KRX clears last hurdle for EU recognition

By Kim Jae-won

The nation's bourse operator said Tuesday that it cleared the last hurdle to be recognized by the European Union as an international clearing house after the National Assembly passed a bill earlier this month to revise a related law.

With the revision, the Korea Exchange (KRX) said it can compensate investors directly as a central counterparty clearing house (CCP) when a member brokerage house fails to pay investors in the case of default. A CCP carries out clearing and settlement of market transactions.

The European Securities and Markets Authority (ESMA), an authority safeguarding the EU's financial system, has asked the local operator to reflect this condition, saying it is an international norm.

"The requirement is part of the principles for financial market infrastructure set up by the Bank for International Settlements.

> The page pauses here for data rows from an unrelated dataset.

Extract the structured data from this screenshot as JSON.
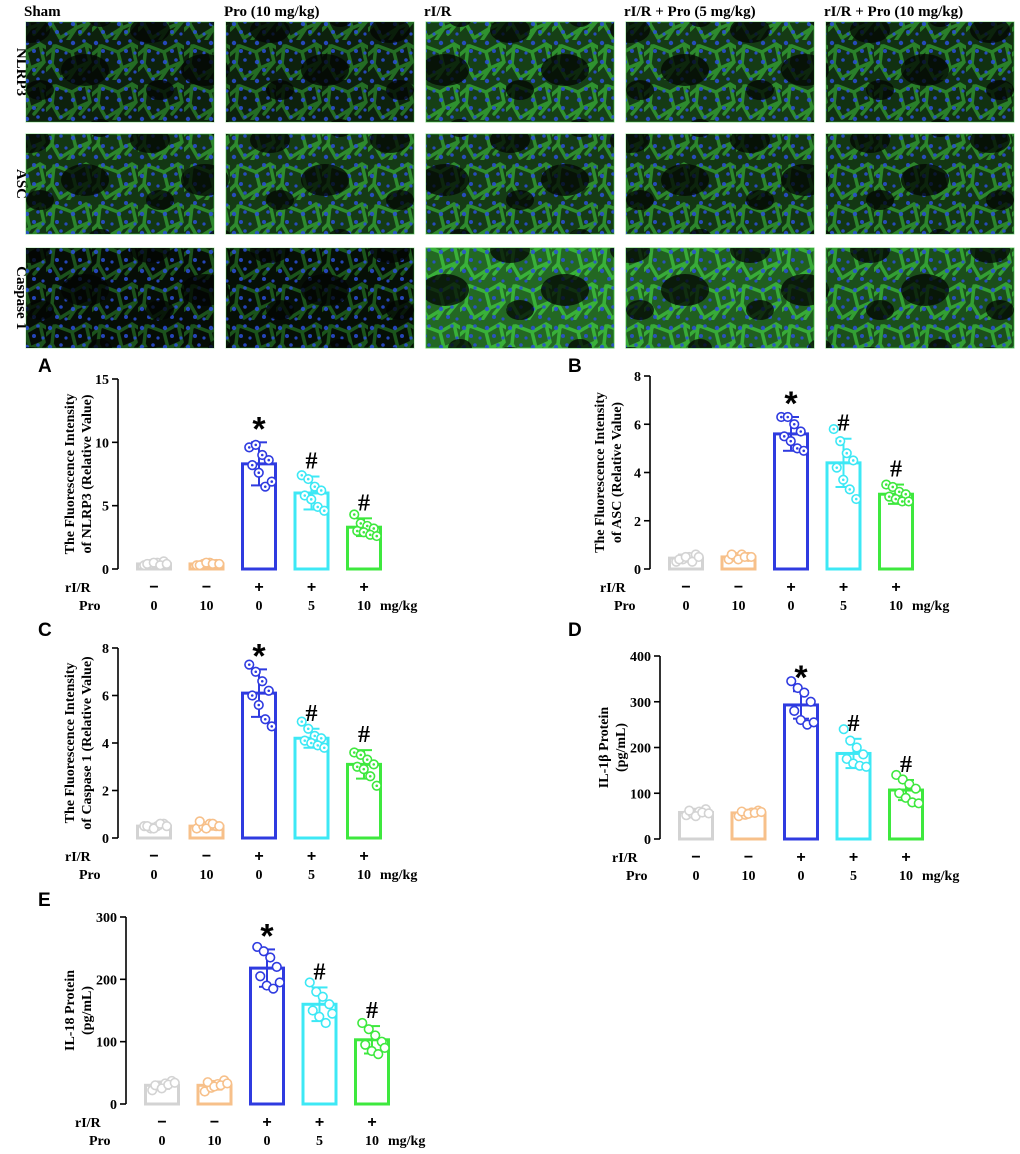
{
  "micrographs": {
    "columns": [
      "Sham",
      "Pro (10 mg/kg)",
      "rI/R",
      "rI/R + Pro (5 mg/kg)",
      "rI/R + Pro (10 mg/kg)"
    ],
    "rows": [
      "NLRP3",
      "ASC",
      "Caspase 1"
    ],
    "intensity": [
      [
        0.25,
        0.25,
        0.55,
        0.5,
        0.4
      ],
      [
        0.45,
        0.5,
        0.5,
        0.45,
        0.45
      ],
      [
        0.05,
        0.08,
        0.95,
        0.85,
        0.7
      ]
    ],
    "colors": {
      "membrane": "#3fc23f",
      "nucleus": "#2a4fd8",
      "background": "#050805"
    }
  },
  "groups": {
    "row_labels": [
      "rI/R",
      "Pro"
    ],
    "rIR": [
      "−",
      "−",
      "+",
      "+",
      "+"
    ],
    "pro": [
      "0",
      "10",
      "0",
      "5",
      "10"
    ],
    "unit": "mg/kg",
    "colors": [
      "#d3d3d3",
      "#f7c08a",
      "#2f3be0",
      "#3de8f5",
      "#3ee83e"
    ]
  },
  "chart_data": [
    {
      "type": "bar",
      "panel": "A",
      "ylabel": [
        "The Fluorescence Intensity",
        "of NLRP3 (Relative Value)"
      ],
      "ylim": [
        0,
        15
      ],
      "yticks": [
        0,
        5,
        10,
        15
      ],
      "values": [
        0.4,
        0.4,
        8.3,
        6.0,
        3.3
      ],
      "errors": [
        0.15,
        0.15,
        1.7,
        1.3,
        0.7
      ],
      "annotations": [
        "",
        "",
        "*",
        "#",
        "#"
      ],
      "points": [
        [
          0.3,
          0.4,
          0.5,
          0.6,
          0.4,
          0.5,
          0.3,
          0.4
        ],
        [
          0.3,
          0.4,
          0.5,
          0.4,
          0.3,
          0.5,
          0.4,
          0.4
        ],
        [
          9.6,
          9.8,
          9.0,
          8.6,
          8.2,
          7.6,
          6.5,
          6.9
        ],
        [
          7.4,
          7.1,
          6.5,
          6.2,
          5.8,
          5.5,
          4.9,
          4.6
        ],
        [
          4.3,
          3.6,
          3.4,
          3.2,
          3.0,
          2.9,
          2.7,
          2.6
        ]
      ]
    },
    {
      "type": "bar",
      "panel": "B",
      "ylabel": [
        "The Fluorescence Intensity",
        "of ASC (Relative Value)"
      ],
      "ylim": [
        0,
        8
      ],
      "yticks": [
        0,
        2,
        4,
        6,
        8
      ],
      "values": [
        0.45,
        0.5,
        5.6,
        4.4,
        3.1
      ],
      "errors": [
        0.15,
        0.12,
        0.7,
        1.0,
        0.4
      ],
      "annotations": [
        "",
        "",
        "*",
        "#",
        "#"
      ],
      "points": [
        [
          0.3,
          0.4,
          0.5,
          0.6,
          0.4,
          0.5,
          0.3,
          0.5
        ],
        [
          0.4,
          0.5,
          0.6,
          0.5,
          0.6,
          0.4,
          0.5,
          0.5
        ],
        [
          6.3,
          6.3,
          6.0,
          5.7,
          5.5,
          5.3,
          5.0,
          4.9
        ],
        [
          5.8,
          5.3,
          4.8,
          4.5,
          4.2,
          3.7,
          3.3,
          2.9
        ],
        [
          3.5,
          3.4,
          3.2,
          3.1,
          3.0,
          2.9,
          2.8,
          2.8
        ]
      ]
    },
    {
      "type": "bar",
      "panel": "C",
      "ylabel": [
        "The Fluorescence Intensity",
        "of Caspase 1 (Relative Value)"
      ],
      "ylim": [
        0,
        8
      ],
      "yticks": [
        0,
        2,
        4,
        6,
        8
      ],
      "values": [
        0.5,
        0.5,
        6.1,
        4.2,
        3.1
      ],
      "errors": [
        0.1,
        0.15,
        1.0,
        0.4,
        0.6
      ],
      "annotations": [
        "",
        "",
        "*",
        "#",
        "#"
      ],
      "points": [
        [
          0.5,
          0.4,
          0.5,
          0.6,
          0.5,
          0.4,
          0.6,
          0.5
        ],
        [
          0.4,
          0.5,
          0.6,
          0.5,
          0.7,
          0.4,
          0.6,
          0.5
        ],
        [
          7.3,
          7.0,
          6.6,
          6.2,
          6.0,
          5.6,
          5.0,
          4.7
        ],
        [
          4.9,
          4.6,
          4.3,
          4.2,
          4.1,
          4.0,
          3.9,
          3.8
        ],
        [
          3.6,
          3.5,
          3.3,
          3.1,
          3.0,
          2.9,
          2.6,
          2.2
        ]
      ]
    },
    {
      "type": "bar",
      "panel": "D",
      "ylabel": [
        "IL-1β Protein",
        "(pg/mL)"
      ],
      "ylim": [
        0,
        400
      ],
      "yticks": [
        0,
        100,
        200,
        300,
        400
      ],
      "values": [
        58,
        57,
        293,
        187,
        107
      ],
      "errors": [
        8,
        7,
        30,
        32,
        22
      ],
      "annotations": [
        "",
        "",
        "*",
        "#",
        "#"
      ],
      "points": [
        [
          52,
          55,
          60,
          65,
          62,
          50,
          58,
          56
        ],
        [
          50,
          53,
          58,
          62,
          60,
          55,
          57,
          59
        ],
        [
          345,
          330,
          320,
          300,
          280,
          260,
          250,
          255
        ],
        [
          240,
          215,
          200,
          185,
          175,
          165,
          160,
          158
        ],
        [
          140,
          130,
          120,
          110,
          100,
          90,
          80,
          78
        ]
      ]
    },
    {
      "type": "bar",
      "panel": "E",
      "ylabel": [
        "IL-18 Protein",
        "(pg/mL)"
      ],
      "ylim": [
        0,
        300
      ],
      "yticks": [
        0,
        100,
        200,
        300
      ],
      "values": [
        30,
        30,
        218,
        160,
        103
      ],
      "errors": [
        6,
        7,
        30,
        27,
        22
      ],
      "annotations": [
        "",
        "",
        "*",
        "#",
        "#"
      ],
      "points": [
        [
          22,
          28,
          33,
          37,
          30,
          25,
          31,
          34
        ],
        [
          20,
          26,
          32,
          38,
          35,
          28,
          30,
          33
        ],
        [
          252,
          245,
          235,
          220,
          205,
          190,
          185,
          195
        ],
        [
          195,
          180,
          172,
          160,
          150,
          140,
          130,
          145
        ],
        [
          130,
          120,
          110,
          100,
          95,
          85,
          80,
          90
        ]
      ]
    }
  ]
}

It is important to keep the rules because international investors consider them before they decide which markets to invest in," said a high ranking official of the KRX, asking not to be named.

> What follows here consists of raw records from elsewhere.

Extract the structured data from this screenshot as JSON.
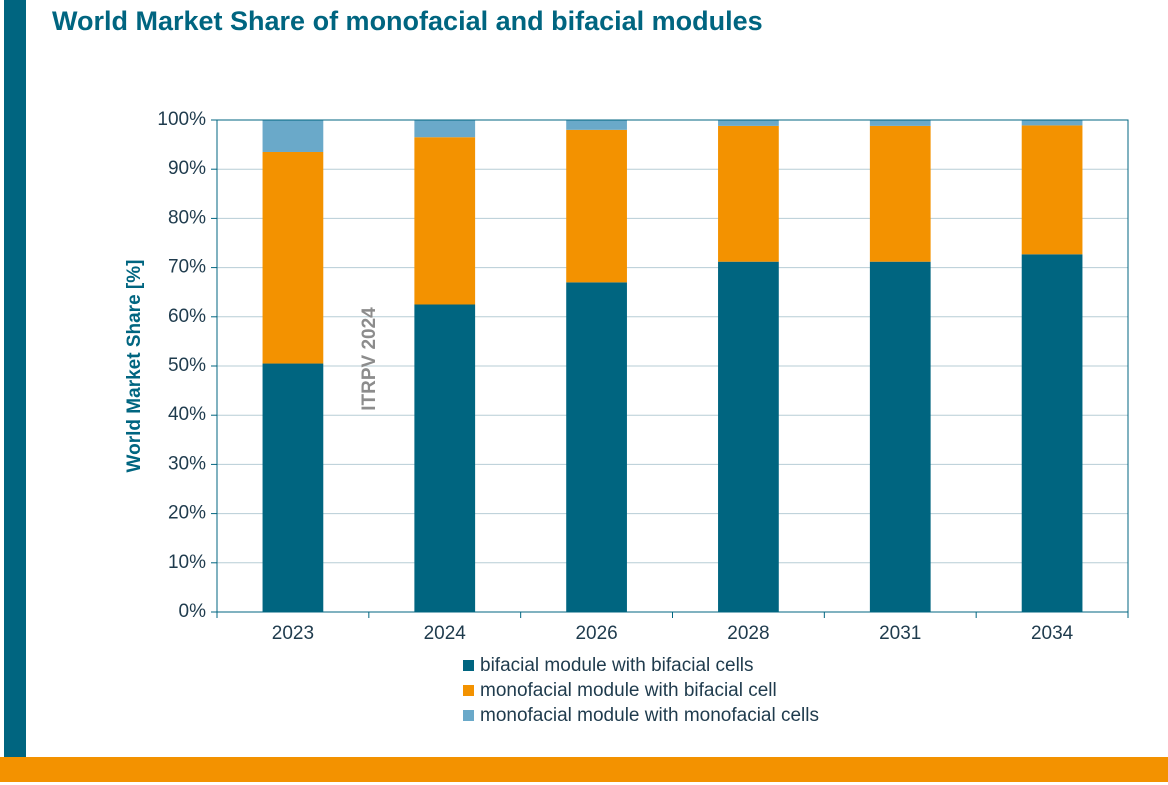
{
  "title": "World Market Share of monofacial and bifacial modules",
  "watermark": "ITRPV 2024",
  "colors": {
    "accent": "#006580",
    "bottom_bar": "#f39200",
    "grid": "#b7cdd6"
  },
  "chart_data": {
    "type": "bar",
    "stacked": true,
    "categories": [
      "2023",
      "2024",
      "2026",
      "2028",
      "2031",
      "2034"
    ],
    "series": [
      {
        "name": "bifacial module with bifacial cells",
        "color": "#006580",
        "values": [
          50.5,
          62.5,
          67,
          71.2,
          71.2,
          72.7
        ]
      },
      {
        "name": "monofacial module with bifacial cell",
        "color": "#f39200",
        "values": [
          43,
          34,
          31,
          27.6,
          27.6,
          26.2
        ]
      },
      {
        "name": "monofacial module with monofacial cells",
        "color": "#6aa9c9",
        "values": [
          6.5,
          3.5,
          2,
          1.2,
          1.2,
          1.1
        ]
      }
    ],
    "ylabel": "World Market Share [%]",
    "xlabel": "",
    "ylim": [
      0,
      100
    ],
    "yticks": [
      "0%",
      "10%",
      "20%",
      "30%",
      "40%",
      "50%",
      "60%",
      "70%",
      "80%",
      "90%",
      "100%"
    ],
    "grid": true,
    "legend_position": "bottom"
  }
}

He said that EU recognition is crucial for the bourse operator which seeks to become a global player. The EU decision is expected to come by November. The KRX has waited for almost two years since it applied for recognition in September 2013.

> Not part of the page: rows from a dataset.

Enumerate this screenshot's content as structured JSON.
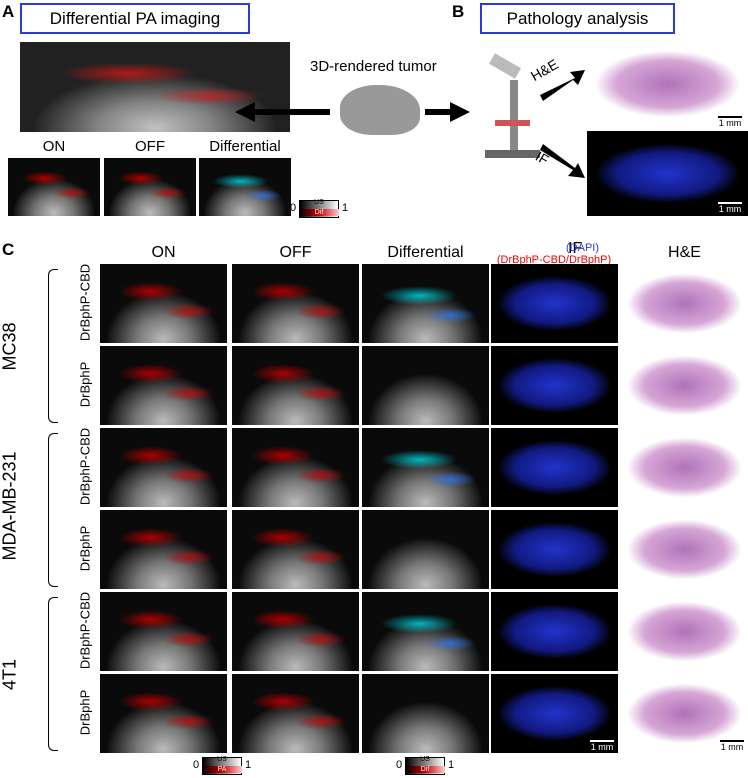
{
  "panel_a": {
    "label": "A",
    "title": "Differential PA imaging",
    "thumbs": [
      "ON",
      "OFF",
      "Differential"
    ],
    "colorbar": {
      "min": 0,
      "max": 1,
      "top": "US",
      "bottom": "Dif"
    }
  },
  "center": {
    "label": "3D-rendered tumor"
  },
  "panel_b": {
    "label": "B",
    "title": "Pathology analysis",
    "arrows": [
      "H&E",
      "IF"
    ],
    "scale_bars": [
      "1 mm",
      "1 mm"
    ]
  },
  "panel_c": {
    "label": "C",
    "columns": [
      "ON",
      "OFF",
      "Differential"
    ],
    "if_header": {
      "title": "IF",
      "dapi": "(DAPI)",
      "markers": "(DrBphP-CBD/DrBphP)"
    },
    "he_header": "H&E",
    "groups": [
      {
        "name": "MC38",
        "rows": [
          "DrBphP-CBD",
          "DrBphP"
        ]
      },
      {
        "name": "MDA-MB-231",
        "rows": [
          "DrBphP-CBD",
          "DrBphP"
        ]
      },
      {
        "name": "4T1",
        "rows": [
          "DrBphP-CBD",
          "DrBphP"
        ]
      }
    ],
    "scale_bars": [
      "1 mm",
      "1 mm"
    ],
    "colorbars": [
      {
        "min": 0,
        "max": 1,
        "top": "US",
        "bottom": "PA"
      },
      {
        "min": 0,
        "max": 1,
        "top": "US",
        "bottom": "Dif"
      }
    ]
  }
}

So far, only four markets in the Asia Pacific region -- Japan, Hong Kong, Singapore and Australia -- have been recognized by the European authority.

"The recognition from the ESMA will be appreciated by the U.S. and the International Monetary Fund which offer such information to international investors. If we fail to get the recognition, global investors may avoid investing in our markets," said the KRX official.

Market watchers said the recognition will help foreign investors, particularly from Europe, invest in local derivatives markets more comfortably with few worries about a possible contagion of a financial crisis stemming from Korea. European investors account for about 8 percent of the derivatives market in Korea.

The trading volume of the nation's derivatives market soared in the first half from a year ago, recovering from years of decline on the back of a bullish stock market. The derivatives market had 338 trillion contracts in total in the January-June period, up 22 percent from a year ago, the KRX said.

Korea had been the world's top derivatives market by turnover until 2011, but it tumbled to 12th last year as tight access rules were adopted in 2012 to cool down the overheated market. One of the rules requires a deposit for investors to enter the market and the government is set to levy capital gains tax for derivatives starting from next year.